Wir wünschen Ihnen, Ihren Mitarbeiterinnen, Mitarbeitern und 
Familien ein frohes Weihnachtsfest und  ein gutes neues Jahr 2017

Ihr Duria-Team




Die erste EDV-Abrechnung mit „DURIA“

Nach der Gründung eines Arbeitsbereiches „EDV“ unter dem Dach des „Medizinisch Technischen Zentrums (MTZ)“ in Düren wurden die Grundlagen für unser Arztinformationssystem geschaffen.
DURIA hieß damals noch „MTZ-Programm“.

Erst 1993 mit der Gründung der Genossenschaft Duria eG entstand der heutige Name „DURIA“ (Das unverzichtbare Rechnersystem in der Arztpraxis - und der alte römische Name für unsere Stadt Düren: Villa Duria). Mit 1(-3) Programmierern und einigen engagierten Ärzten wurden die Basisfunktionen wie Patientenerfassung, Kartei, Privatrechnungsschreibung und KV-Abrechnung realisiert. Im III. Quartal 1989 wurde die erste KV-Abrechnung erstellt, noch vor der ersten offiziellen Zulassung. Es gab weder eine Diskettenoption, geschweige denn eine Onlineabrechnung.

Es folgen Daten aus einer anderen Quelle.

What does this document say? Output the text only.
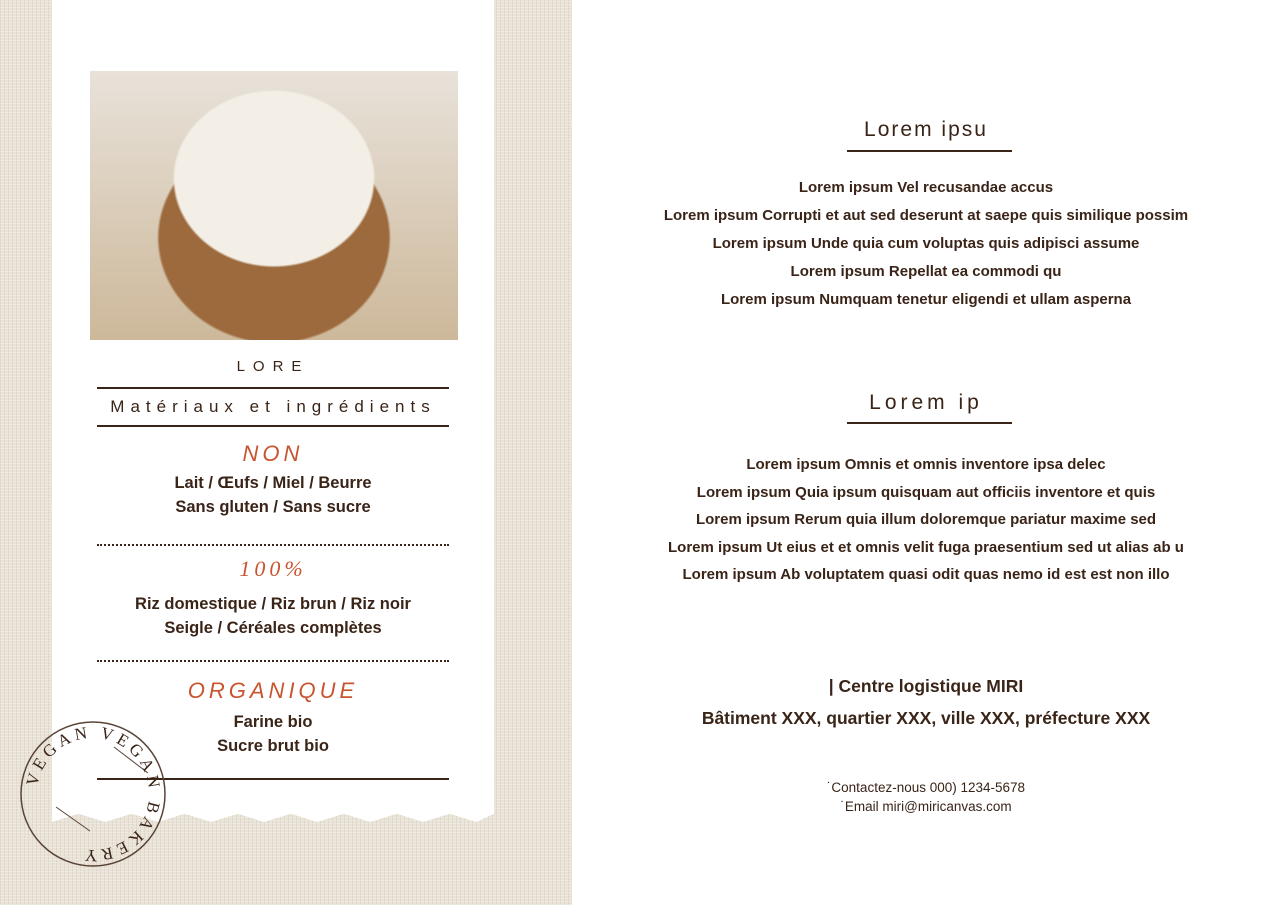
LORE
Matériaux et ingrédients
NON
Lait / Œufs / Miel / Beurre
Sans gluten / Sans sucre
100%
Riz domestique / Riz brun / Riz noir
Seigle / Céréales complètes
ORGANIQUE
Farine bio
Sucre brut bio
VEGAN VEGAN BAKERY
Lorem ipsu
Lorem ipsum Vel recusandae accus
Lorem ipsum Corrupti et aut sed deserunt at saepe quis similique possim
Lorem ipsum Unde quia cum voluptas quis adipisci assume
Lorem ipsum Repellat ea commodi qu
Lorem ipsum Numquam tenetur eligendi et ullam asperna
Lorem ip
Lorem ipsum Omnis et omnis inventore ipsa delec
Lorem ipsum Quia ipsum quisquam aut officiis inventore et quis
Lorem ipsum Rerum quia illum doloremque pariatur maxime sed
Lorem ipsum Ut eius et et omnis velit fuga praesentium sed ut alias ab u
Lorem ipsum Ab voluptatem quasi odit quas nemo id est est non illo
| Centre logistique MIRI
Bâtiment XXX, quartier XXX, ville XXX, préfecture XXX
˙Contactez-nous 000) 1234-5678
˙Email miri@miricanvas.com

Es war noch die Zeit der papierenen Krankenscheine. Auf diese Krankenscheine mussten rückseitig vollflächig selbstklebende Etiketten aufgeklebt werden. Diese wurden von unserer neuen EDV-Lösung auf Endlosbahnen bedruckt. Das waren „ätzende“ Arbeitsschritte mit Tücken und eine Beschäftigung für viele Stunden. Die Krankenscheine mussten dann sortiert, banderoliert und als gewichtige Papierstapel bei der KV abgeliefert werden.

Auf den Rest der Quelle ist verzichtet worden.